Other things being equal, I would prefer to provide a thrift interface to add/rename/remove keyspace and CFs through a single coordinator node (vs having to update each node via JMX, or push out a new config file). Keeping things config-file based has two drawbacks:
- it requires filesystem access for whoever is doing the update, which is problematic in some environments
- it makes life difficult for systems building on top of cassandra that want to automate this (easy for a human to dsh scp from somewhere; possible, but painful, to integrate this into an automated system that is more than a one-off)
- it requires either all nodes being up for the upgrade, which is simple but unrealistic, or ops manually re-pushing the update to nodes that are down, which is a pita
So if we can instead move to a system where KS/CF definitions are stored in a system CF and updated programatically, I think that would be best.
Possible evolution of the code might look like
(1) move KS/CF definitions into the system table
(2) add schema change methods internally and tests (possibly expose via JMX for manual testing, but not nodeprobe)
(3) add thrift interface to send schema changes out to other nodes
(4) add gossip of MetadataVersion (a user provided? automatically generated? identifier string): gossip automatically handles updating nodes that were down on what happened while they were out. Full schema will not fit in gossip but a version id will. A node whose internal MV is lower than one it sees in gossip, should ask the node w/ the higher version to send it the new version. (Remember we cannot rely on HH for this since the FD may not have recognized that the node was down when the update was happening).

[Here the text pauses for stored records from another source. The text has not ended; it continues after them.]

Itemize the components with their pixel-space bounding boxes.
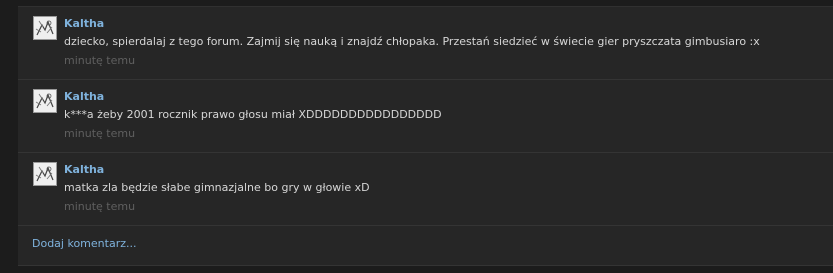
comment-author-link[interactable]: Kaltha — [64, 17, 104, 30]
avatar[interactable] — [33, 89, 57, 113]
sketch-avatar-icon — [34, 163, 56, 185]
comment-text: dziecko, spierdalaj z tego forum. Zajmij… — [64, 35, 760, 48]
add-comment-link[interactable]: Dodaj komentarz... — [32, 237, 136, 250]
sketch-avatar-icon — [34, 90, 56, 112]
avatar[interactable] — [33, 16, 57, 40]
comment-author-link[interactable]: Kaltha — [64, 163, 104, 176]
comment-item: Kaltha matka zla będzie słabe gimnazjaln… — [18, 153, 833, 226]
page-background: Kaltha dziecko, spierdalaj z tego forum.… — [0, 0, 833, 273]
sketch-avatar-icon — [34, 17, 56, 39]
comments-panel: Kaltha dziecko, spierdalaj z tego forum.… — [18, 6, 833, 266]
comment-item: Kaltha dziecko, spierdalaj z tego forum.… — [18, 7, 833, 80]
comment-timestamp: minutę temu — [64, 127, 136, 140]
divider — [18, 265, 833, 266]
comment-text: k***a żeby 2001 rocznik prawo głosu miał… — [64, 108, 442, 121]
comment-text: matka zla będzie słabe gimnazjalne bo gr… — [64, 181, 370, 194]
comment-timestamp: minutę temu — [64, 200, 136, 213]
comment-author-link[interactable]: Kaltha — [64, 90, 104, 103]
comment-timestamp: minutę temu — [64, 54, 136, 67]
comment-item: Kaltha k***a żeby 2001 rocznik prawo gło… — [18, 80, 833, 153]
avatar[interactable] — [33, 162, 57, 186]
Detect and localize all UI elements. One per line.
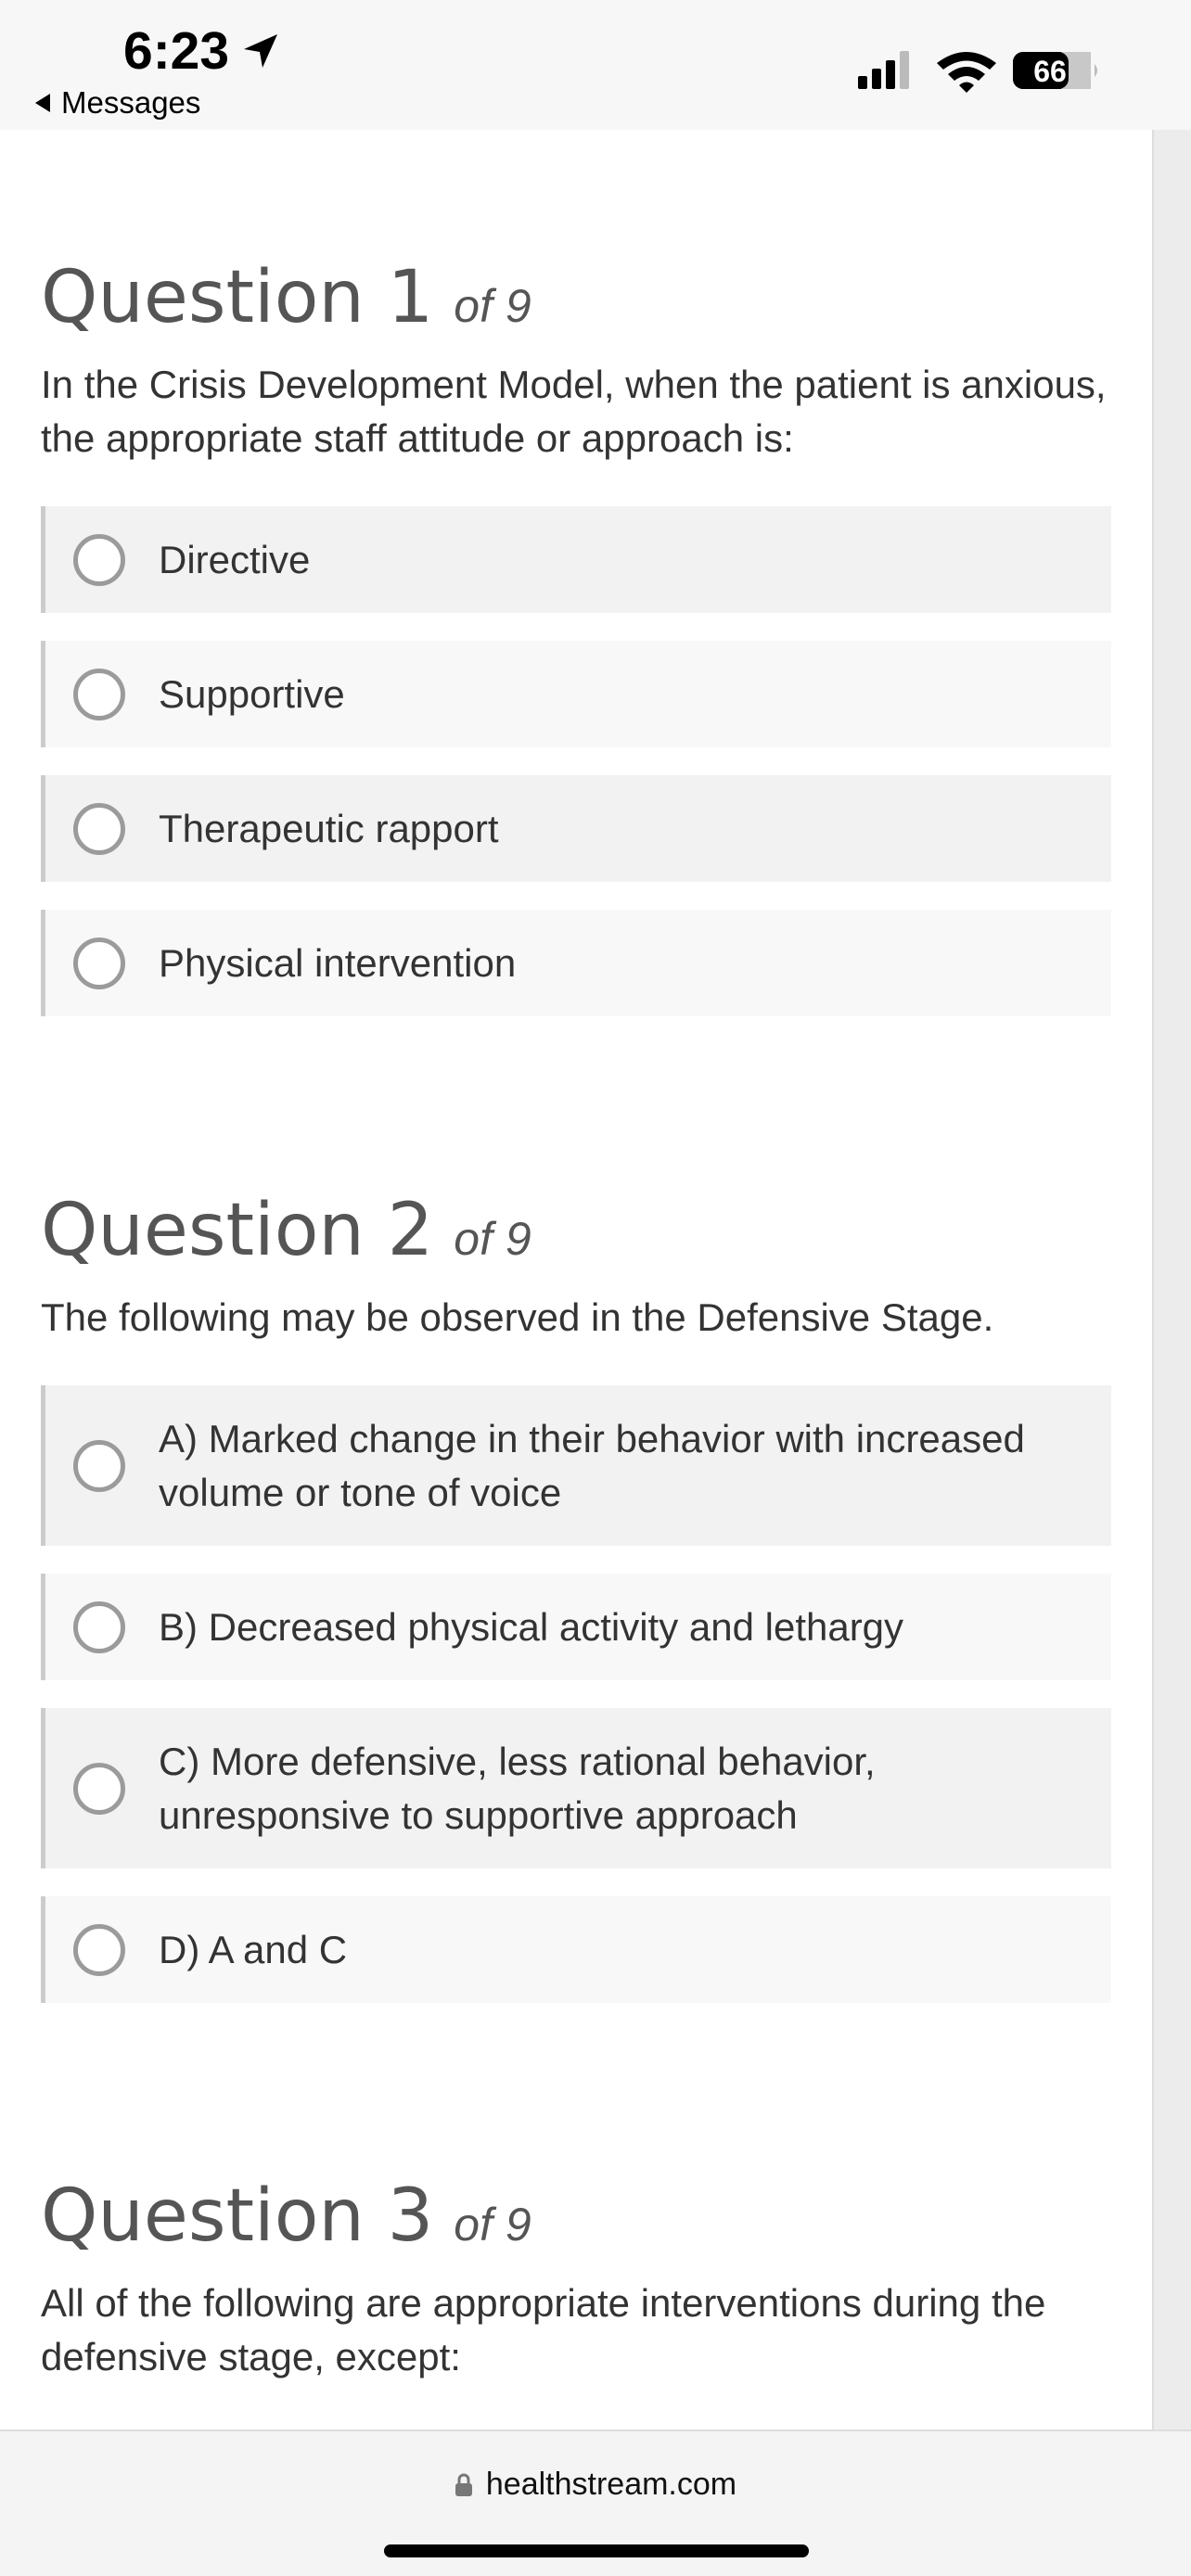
answer-option[interactable]: D) A and C: [41, 1896, 1111, 2003]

We punt completely on two clients requesting conflicting changes from different coordinator nodes. "Don't do that." (Just as copying out two conflicting config files is Bad.)
One possible layout for the metadata CFs:
migrations: hardcoded key of "migrations": each column w/ name of MetadataVersion contains the op performed
schema: key of MV, supercolumns of KS, columns of serialized CF definitions
so on startup, we read latest MV from migrations row, then the associated schema.
(Looked at this way it seems like we should just have MV be a TimeUUID and not make client deal w/ that.)